Ya empezaban a sentir cansancio nuestros gladiadores.
Mostraban, ante el rival, su impaciencia y nerviosismo.
¿Quién ganaría la emblemática contienda de los barrios porteños?
¿Los rojos de Avellaneda o el equipo de la Ribera?
Finalmente, en el último minuto, llegó el esperado gol de Tévez,
Gloria de Fuerte Apache, Heraldo de la Bombonera,
y la mitad más uno del país se puso de pie (¡pobre Independiente!).
El partido terminó como deseábamos, con el triunfo de Boca.
¡Qué larga y tortuosa había sido la espera!

Emocionados, nos abrazamos los poetas.
Sentíamos la pasión y el amor de las banderas. Éramos,
también nosotros, parte de esa hinchada que ovacionaba a Boca
(en el barrio los pasantes hacían sonar las bocinas de sus autos,
se escuchaban los vivas de los vecinos que estaban en las calles).

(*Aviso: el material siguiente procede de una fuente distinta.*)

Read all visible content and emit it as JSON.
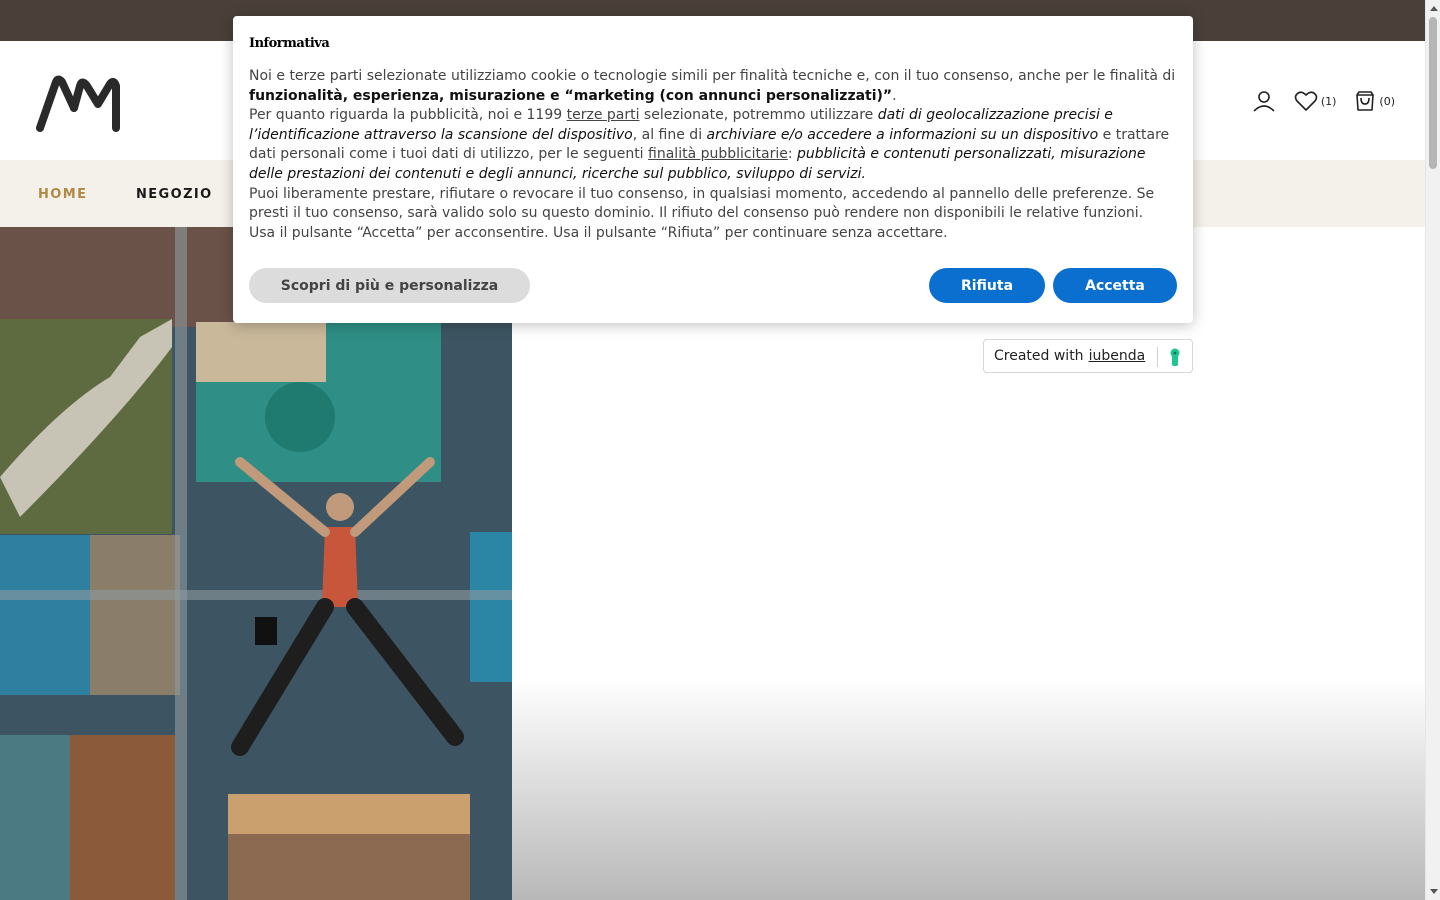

El mundo del fútbol, fervor de multitudes, dije a mis amigos,
no estaba hecho de palabras como la poesía
pero, igual que en nuestros versos, abundaban en él los símbolos.
Tenía su gramática y sus reglas, sus expresivas gambetas
y sus circunloquios de potrero,
sus corridas líricas y rítmicas intensidades,
sus estilizadas elipsis frente al arco,
sus jugadas preferidas y temas favoritos,
sus creencias, su historia, sus héroes y sus mitos.
Era un deporte que admitía, como el arte verbal,
lecturas e interpretaciones diversas.

Contentos y exaltados por el triunfo, los poetas
levantamos las copas y brindamos
por Boca Juniors y por César Vallejo.
Había concluido el ágape del domingo.
Dichosos, nos dispusimos a dejar el hogar amigo
donde habíamos compartido el calor del alimento,
el fuego patrio del vino
y el alegórico culto del fútbol,
y nos despedimos, con abrazos y largos apretones de mano.
Se sucedieron las bromas y las expresiones de deseo,
y las burlas a nuestros versos, pobres
frente al universo repleto de sentido.

Fortalecido por la camaradería y la poesía
(y por el triunfo, amigo de los rapsodas),
me alejé del barrio multicolor de chapas
del maestro Quinquela, el viejo puerto,
y por la Avenida Brown regresé
a mi pobre pensión de San Telmo,
en la antigua casa que fuera de Fray Mocho,
por encima del café “La poesía”,
donde, día a día, monje azul y artífice,
esculpo y cincelo mis versos
y elevo a la memoria de la lengua
una pirámide de palabras y de sueños.

Publicado en G.E.P.A.N., Agosto 26, 2016. Web.